Le syndicat s'est félicité de l'issue du contentieux sur son compte Twitter : «ON A GAGNÉ ! Plus d'infos très vite ! Merci Raphaël Kempf qui nous a défendu-es contre 5 parlementaires LR qui voulaient dissoudre Sud Education 93.»

Thomas Portes, co-fondateur de l'Observatoire National de l’Extrême droite et candidat de la NUPES aux élections législatives, a fait part de sa satisfaction du jugement rendu : «Soulagement avec la victoire de Sud Education 93 face à 5 parlementaires LR qui demandaient la dissolution du syndicat.»

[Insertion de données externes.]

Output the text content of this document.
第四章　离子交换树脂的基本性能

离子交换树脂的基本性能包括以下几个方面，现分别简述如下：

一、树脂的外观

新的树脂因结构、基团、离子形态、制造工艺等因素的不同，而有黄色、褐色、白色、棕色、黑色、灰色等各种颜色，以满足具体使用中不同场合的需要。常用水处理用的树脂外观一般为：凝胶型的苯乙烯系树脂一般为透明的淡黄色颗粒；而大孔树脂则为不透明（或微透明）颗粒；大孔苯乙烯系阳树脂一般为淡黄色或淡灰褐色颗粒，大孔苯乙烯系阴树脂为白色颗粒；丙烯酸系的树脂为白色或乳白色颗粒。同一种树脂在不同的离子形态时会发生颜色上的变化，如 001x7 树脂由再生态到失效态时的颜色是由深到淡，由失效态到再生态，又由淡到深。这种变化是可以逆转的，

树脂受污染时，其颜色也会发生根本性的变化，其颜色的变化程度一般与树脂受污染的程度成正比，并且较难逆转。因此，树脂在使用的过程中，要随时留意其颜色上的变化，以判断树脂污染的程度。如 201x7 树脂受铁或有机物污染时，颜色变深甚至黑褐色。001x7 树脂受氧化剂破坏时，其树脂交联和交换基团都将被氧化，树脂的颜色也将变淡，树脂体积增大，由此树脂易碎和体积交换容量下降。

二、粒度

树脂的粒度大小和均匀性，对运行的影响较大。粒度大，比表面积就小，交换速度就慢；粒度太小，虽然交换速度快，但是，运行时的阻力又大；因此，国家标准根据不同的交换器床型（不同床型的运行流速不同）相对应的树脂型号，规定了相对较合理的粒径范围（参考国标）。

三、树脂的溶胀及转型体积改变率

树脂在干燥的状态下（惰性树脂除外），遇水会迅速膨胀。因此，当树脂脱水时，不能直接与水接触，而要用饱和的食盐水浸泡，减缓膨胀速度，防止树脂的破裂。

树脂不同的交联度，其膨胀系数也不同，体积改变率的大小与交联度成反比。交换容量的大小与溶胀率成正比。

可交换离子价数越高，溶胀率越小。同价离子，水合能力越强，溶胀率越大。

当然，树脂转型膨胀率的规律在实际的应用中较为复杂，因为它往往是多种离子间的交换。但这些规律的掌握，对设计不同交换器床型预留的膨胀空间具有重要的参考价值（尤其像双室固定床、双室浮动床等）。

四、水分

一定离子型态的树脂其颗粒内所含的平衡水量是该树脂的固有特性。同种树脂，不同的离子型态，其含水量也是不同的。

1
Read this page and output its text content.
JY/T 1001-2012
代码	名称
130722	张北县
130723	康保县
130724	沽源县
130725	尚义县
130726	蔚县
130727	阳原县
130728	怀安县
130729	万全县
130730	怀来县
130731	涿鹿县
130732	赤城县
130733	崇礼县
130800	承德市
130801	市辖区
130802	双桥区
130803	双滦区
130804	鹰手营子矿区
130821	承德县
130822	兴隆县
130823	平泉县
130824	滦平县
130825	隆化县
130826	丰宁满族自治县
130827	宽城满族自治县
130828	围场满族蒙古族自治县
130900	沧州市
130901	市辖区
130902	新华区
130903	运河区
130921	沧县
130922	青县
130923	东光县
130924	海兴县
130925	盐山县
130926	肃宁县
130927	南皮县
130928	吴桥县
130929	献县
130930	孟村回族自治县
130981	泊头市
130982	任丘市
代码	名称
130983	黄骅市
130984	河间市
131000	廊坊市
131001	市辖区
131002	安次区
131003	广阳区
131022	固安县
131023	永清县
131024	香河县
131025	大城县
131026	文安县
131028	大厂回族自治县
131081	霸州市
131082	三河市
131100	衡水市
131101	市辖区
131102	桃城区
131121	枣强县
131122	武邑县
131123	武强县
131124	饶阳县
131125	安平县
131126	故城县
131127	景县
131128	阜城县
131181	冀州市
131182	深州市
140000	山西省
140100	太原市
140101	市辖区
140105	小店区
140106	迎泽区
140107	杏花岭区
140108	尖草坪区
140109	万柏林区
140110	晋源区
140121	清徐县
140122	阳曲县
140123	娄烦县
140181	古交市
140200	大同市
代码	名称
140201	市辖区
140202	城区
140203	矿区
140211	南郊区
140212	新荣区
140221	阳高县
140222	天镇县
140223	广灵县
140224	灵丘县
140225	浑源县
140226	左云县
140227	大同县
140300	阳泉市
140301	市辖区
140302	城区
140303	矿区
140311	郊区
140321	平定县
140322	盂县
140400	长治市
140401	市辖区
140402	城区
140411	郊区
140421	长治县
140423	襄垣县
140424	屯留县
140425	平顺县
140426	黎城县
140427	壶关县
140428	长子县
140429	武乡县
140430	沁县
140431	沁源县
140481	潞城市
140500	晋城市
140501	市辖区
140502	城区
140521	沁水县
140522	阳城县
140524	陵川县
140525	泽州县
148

Le syndicaliste Anasse Kazib s'est quant à lui réjoui de la «victoire sur les réactionnaires».

Le syndicat Sud Education 93 avait déjà fait parler de lui en 2017 pour ses ateliers en «non-mixité». Il avait réitéré en 2019, provoquant la désapprobation de Jean-Michel Blanquer alors ministre de l'Education nationale qui jugeait ces ateliers «contraire[s] aux valeurs de l'école républicaine».